Walk and a chat puts us streets ahead


THE FACT OF THE MATTER

BY PAUL HOPKINS

I have taken to walking again. Weather permitting, a daily ‘constitutional’ as my late father called it. And that word used in the context of a walk applies to the health benefits of such. I think, perhaps, it was an old Irish expression.

And, while I have never had the prowess my dad showed when it came to walking, swimming and cycling, I have endeavoured to have a daily walk, about 4,000 steps, for all the proven benefits of such. Any physical activity is a boon to your health.

Walking, though, comes with a host of benefits such as counteracting the effects of weight-promoting genes, helping tame a sweet tooth – studies from the University of Exeter found that a 15-minute walk can curb cravings for chocolate! – and in women reduces the risk of developing breast cancer, according to the same research.

Now, I learn that the optimal number of steps needed to benefit from walking shows you can say goodbye to the arbitrary “10,000 steps a day” target, as a new study shows that your health starts to see benefits from walking fewer steps than previously thought – my 4,000 or so.

Covid put paid to my daily ramble, initially. However, when that lovely summer of 2020 came where Nature was alive and palpably breathing – thanks to no airplane pollution – I ventured out, having spent months in solitary confinement. I felt strangely like an ‘extra’ in a Sci-Fi movie where things were beginning to feel somewhat surreal as I would head off for a walk over the mill and down by the playing fields. There were more than a few around and those I passed looked at me sheepishly, because I was wearing a bright yellow bandana over my mouth and nose. I wanted to say to them: “Don’t you just love TK Maxx for these kind of everyday essentials?” But I thought better, knowing right then they might have had a lot on their plate.

Now I am back in action, though a little slower and sometimes with the aid of a stick, thanks to an operation on my lower spine during Covid. It’s an age thing too – the balance and the gait are not what they were.

While I may not agree with the philosopher Nietzsche’s contention that “all truly great thoughts are conceived while walking”, I do find myself more often than not walking and planning my next column in my head, though whether such musings are “truly great” is debatable.

One of the great pleasures of going for a walk is in meeting other people out on a similar exercise, though coming from the opposite direction, and – they must think me mad – I inevitably stop them in their tracks. Some I know, some are complete strangers. We talk, more likely just pleasantries. But we’re engaging with each other for however brief a period. And such engagement, human contact however brief, is imperative for our well-being. Or, at a very basic level, makes you move on thinking: I have been out and about and met and engaged with someone. And there’s the ‘kindness’ of strangers, written all over their faces, saying thanks for stopping and for the chat.

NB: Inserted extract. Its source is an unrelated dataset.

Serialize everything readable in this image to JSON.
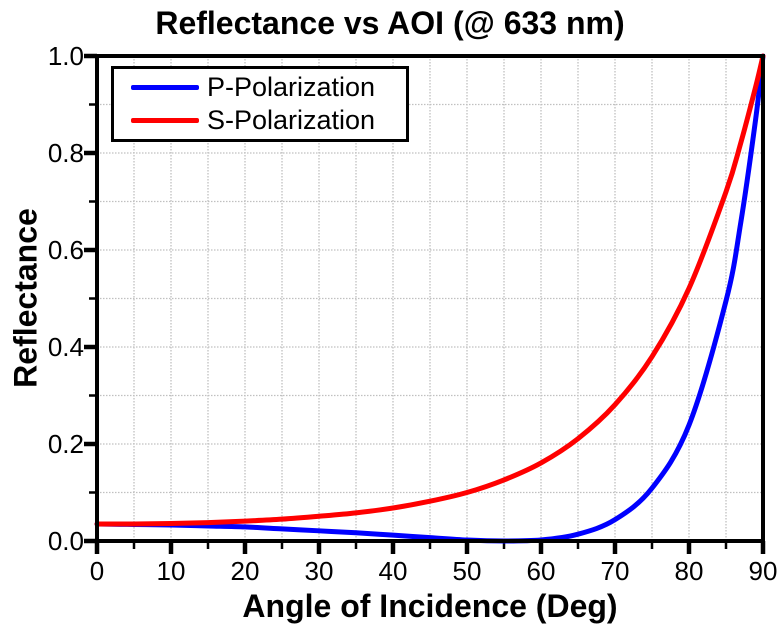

Those I stop and engage with are of all ages and creeds but the older among us move on like Yeats’ paltry thing upon a stick, if a little wiser and a little kinder. Wiser for me in the sense I learn a little more about the wonderful history of the surroundings I dwell in – from a five-minute chat with a passing stranger.

In his best-selling book The Five People You Meet In Heaven, author Mitch Album says: “Strangers are just family you have yet to know.” My very good friend John K was, until seven years ago, a stranger to me. Now, we meet regularly and, yes, talk often about Nietzsche.

Loneliness has been cast as many things: an epidemic, pervasive, deadly even when it comes to our health. It was exacerbated by social distancing measures during the pandemic but predates that. The charity Alone reckons there are 400,000 considered ‘lonely’ in Ireland, particularly in rural areas, where the post office, the local bank and mart are no more – once places for social interaction.

I am never one to be lonely but often some people I stop and chat with momentarily I suspect are lonely. Their conversation, their countenance implies it.

I may be the only person they talk to all day.